Lexicon Pharmaceuticals, Inc. (LXRX) is making a comeback after the FDA requested more data on a key drug
Lexicon Pharmaceuticals, Inc. (NASDAQ:LXRX) is the latest biotech moving on drug data this morning, after the U.S. Food and Drug Administration (FDA) told the pharmaceutical company that it requires an additional three months and further analysis of clinical data to review LXRX's telotristat etiprate -- a carcinoid syndrome treatment. This FDA move means the earliest the medication could hit the market is early 2017.
While LXRX initially fell 2% to $18.46, the biotech stock is making a comeback, currently up 2% at $19.20. Earlier in the session, in fact, the shares rose as high as $19.35 to mark their loftiest level since October 2013, taking out the previous two-year high set earlier this month on upbeat Phase 3 trial results for diabetes drug, sotagliflozin. LXRX is up well over 40% so far in 2016.
In the option pits, calls are king on LXRX stock, although absolute volume is low. Call open interest currently sits at an annual high, with 11,886 contracts on the books, according to Trade-Alert. Of LXRX's top 10 open interest strikes, seven are calls. LXRX's October 15 call holds the top open interest spot, with over 3,800 contracts.

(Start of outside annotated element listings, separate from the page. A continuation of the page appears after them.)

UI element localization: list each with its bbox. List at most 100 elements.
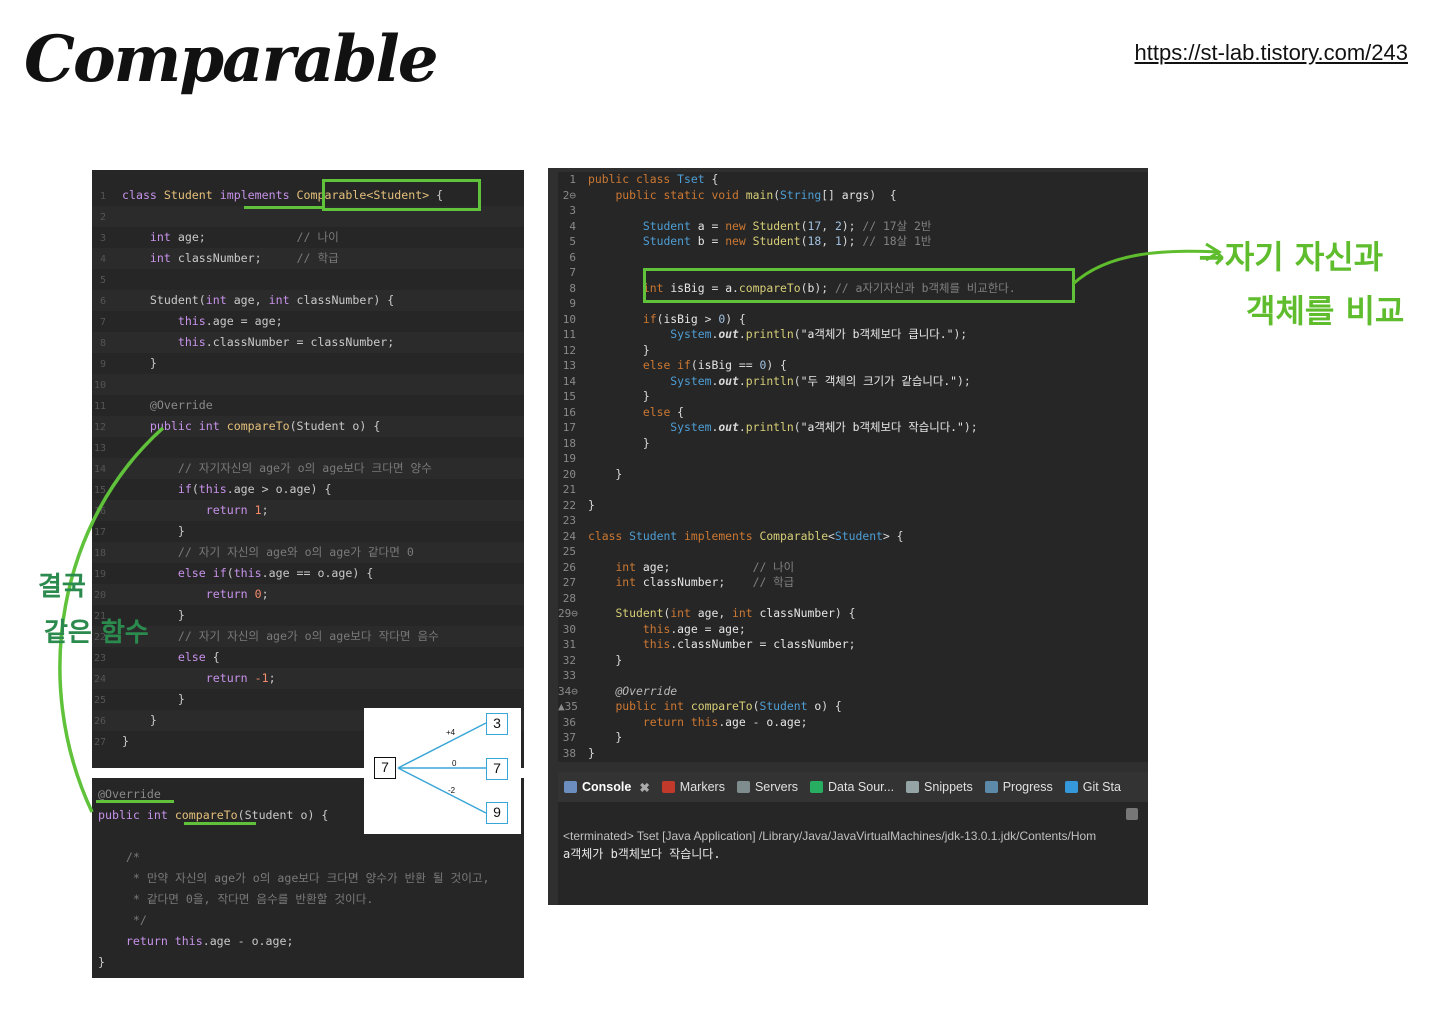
- diagram-diff-label: 0: [452, 759, 457, 768]
- code-line: 3 int age; // 나이: [99, 230, 339, 244]
- code-line: 21 }: [93, 608, 185, 622]
- servers-icon: [736, 781, 750, 793]
- java-code-editor[interactable]: 1 public class Tset { 2⊖ public static vo…: [558, 172, 1148, 762]
- code-line: 14 // 자기자신의 age가 o의 age보다 크다면 양수: [92, 458, 524, 479]
- tab-label: Markers: [679, 780, 725, 794]
- editor-line: 24 class Student implements Comparable<St…: [562, 528, 904, 543]
- student-class-code-panel: 1 class Student implements Comparable<Stu…: [92, 170, 524, 768]
- implements-underline: [244, 206, 322, 209]
- slide-title: Comparable: [24, 22, 439, 97]
- editor-line: 5 Student b = new Student(18, 1); // 18살…: [569, 234, 932, 248]
- code-line: 23 else {: [93, 650, 220, 664]
- stop-icon[interactable]: [1126, 808, 1138, 820]
- tab-servers[interactable]: Servers: [731, 780, 804, 794]
- code-line: 8 this.classNumber = classNumber;: [92, 332, 524, 353]
- code-line: 15 if(this.age > o.age) {: [93, 482, 332, 496]
- comparison-diagram: 7 3 7 9 +4 0 -2: [364, 708, 521, 834]
- close-icon[interactable]: ✖: [639, 780, 649, 795]
- editor-line: 10 if(isBig > 0) {: [562, 311, 746, 326]
- comparable-highlight-box: [322, 179, 481, 211]
- code-line: 16 return 1;: [92, 500, 524, 521]
- code-lines: 1 class Student implements Comparable<Stu…: [92, 170, 524, 752]
- annotation-same-function-line1: 결국: [38, 572, 86, 602]
- editor-line: 18 }: [562, 435, 650, 450]
- code-line: 10: [92, 374, 524, 395]
- editor-line: ▲35 public int compareTo(Student o) {: [558, 699, 842, 713]
- editor-line: 38}: [562, 745, 595, 760]
- console-terminated-line: <terminated> Tset [Java Application] /Li…: [563, 829, 1097, 843]
- code-line: 4 int classNumber; // 학급: [92, 248, 524, 269]
- code-line: /*: [125, 850, 140, 864]
- annotation-self-compare-line1: →자기 자신과: [1198, 238, 1384, 276]
- diagram-target-node: 9: [486, 802, 508, 824]
- tab-label: Git Sta: [1082, 780, 1121, 794]
- editor-line: 1 public class Tset {: [569, 172, 719, 186]
- tab-data-source[interactable]: Data Sour...: [804, 780, 900, 794]
- code-line: */: [132, 913, 147, 927]
- editor-line: 31 this.classNumber = classNumber;: [562, 637, 856, 651]
- editor-line: 4 Student a = new Student(17, 2); // 17살…: [569, 218, 932, 233]
- editor-line: 17 System.out.println("a객체가 b객체보다 작습니다."…: [562, 420, 978, 434]
- editor-line: 12 }: [562, 342, 650, 357]
- editor-line: 34⊖ @Override: [558, 683, 678, 698]
- tab-markers[interactable]: Markers: [656, 780, 731, 794]
- source-url[interactable]: https://st-lab.tistory.com/243: [1135, 40, 1408, 66]
- code-line: * 만약 자신의 age가 o의 age보다 크다면 양수가 반환 될 것이고,: [132, 871, 490, 885]
- editor-line: 16 else {: [562, 404, 685, 419]
- annotation-same-function-line2: 같은 함수: [44, 618, 149, 648]
- code-line: 6 Student(int age, int classNumber) {: [92, 290, 524, 311]
- editor-line: 15 }: [562, 389, 650, 403]
- editor-line: 36 return this.age - o.age;: [562, 714, 808, 729]
- console-icon: [564, 781, 577, 793]
- editor-line: 11 System.out.println("a객체가 b객체보다 큽니다.")…: [562, 327, 968, 341]
- git-staging-icon: [1064, 781, 1078, 793]
- code-line: return this.age - o.age;: [125, 934, 294, 948]
- tab-label: Servers: [754, 780, 799, 794]
- code-line: 7 this.age = age;: [99, 314, 283, 328]
- editor-line: 29⊖ Student(int age, int classNumber) {: [558, 606, 856, 620]
- diagram-source-node: 7: [374, 757, 396, 779]
- code-line: 13: [93, 443, 106, 454]
- editor-line: 6: [569, 250, 576, 264]
- editor-line: 23: [562, 514, 576, 527]
- editor-line: 19: [562, 452, 576, 465]
- tab-label: Snippets: [924, 780, 973, 794]
- tab-console[interactable]: Console ✖: [558, 780, 656, 795]
- compareto-call-highlight-box: [643, 268, 1075, 303]
- editor-line: 2⊖ public static void main(String[] args…: [562, 187, 897, 202]
- data-source-icon: [810, 781, 824, 793]
- code-line: 20 return 0;: [92, 584, 524, 605]
- tab-git-staging[interactable]: Git Sta: [1059, 780, 1127, 794]
- markers-icon: [661, 781, 675, 793]
- diagram-diff-label: +4: [446, 728, 456, 737]
- tab-label: Progress: [1002, 780, 1053, 794]
- editor-line: 25: [562, 545, 576, 558]
- tab-progress[interactable]: Progress: [979, 780, 1059, 794]
- code-line: 24 return -1;: [92, 668, 524, 689]
- editor-line: 20 }: [562, 466, 623, 481]
- console-output-area[interactable]: <terminated> Tset [Java Application] /Li…: [558, 802, 1148, 905]
- tab-label: Console: [582, 780, 632, 794]
- editor-line: 32 }: [562, 652, 623, 667]
- code-line: 9 }: [99, 356, 157, 370]
- diagram-target-node: 3: [486, 713, 508, 735]
- compareto-underline: [184, 822, 256, 825]
- code-line: 25 }: [93, 692, 185, 706]
- editor-line: 27 int classNumber; // 학급: [562, 575, 795, 589]
- annotation-self-compare-line2: 객체를 비교: [1246, 292, 1405, 330]
- code-line: 5: [99, 275, 106, 286]
- console-tab-bar: Console ✖ Markers Servers Data Sour... Sn…: [558, 772, 1148, 802]
- snippets-icon: [906, 781, 920, 793]
- editor-line: 37 }: [562, 730, 623, 744]
- code-line: 19 else if(this.age == o.age) {: [93, 566, 374, 580]
- tab-snippets[interactable]: Snippets: [900, 780, 979, 794]
- code-line: 12 public int compareTo(Student o) {: [92, 416, 524, 437]
- code-line: * 같다면 0을, 작다면 음수를 반환할 것이다.: [132, 892, 374, 906]
- editor-line: 26 int age; // 나이: [562, 559, 795, 574]
- editor-line: 13 else if(isBig == 0) {: [562, 358, 787, 372]
- tab-label: Data Sour...: [828, 780, 895, 794]
- editor-line: 14 System.out.println("두 객체의 크기가 같습니다.")…: [562, 373, 971, 388]
- editor-line: 3: [569, 204, 576, 217]
- code-line: 22 // 자기 자신의 age가 o의 age보다 작다면 음수: [92, 626, 524, 647]
- code-line: 11 @Override: [93, 398, 213, 412]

The out-of-the-money October 20 call claims the second highest open interest position -- although this could point to short sellers hedging, as opposed to option-player optimism, since LXRX has made very few moves north of $20 since breaking below this former round-number support back in early 2008. Even though LXRX short interest is down 8.5% over the last two reporting periods, a lofty 26.3% of LXRX's float remains sold short. This accumulation of shorted shares would take 19.2 days of trading to cover, at LXRX's average daily trading volume.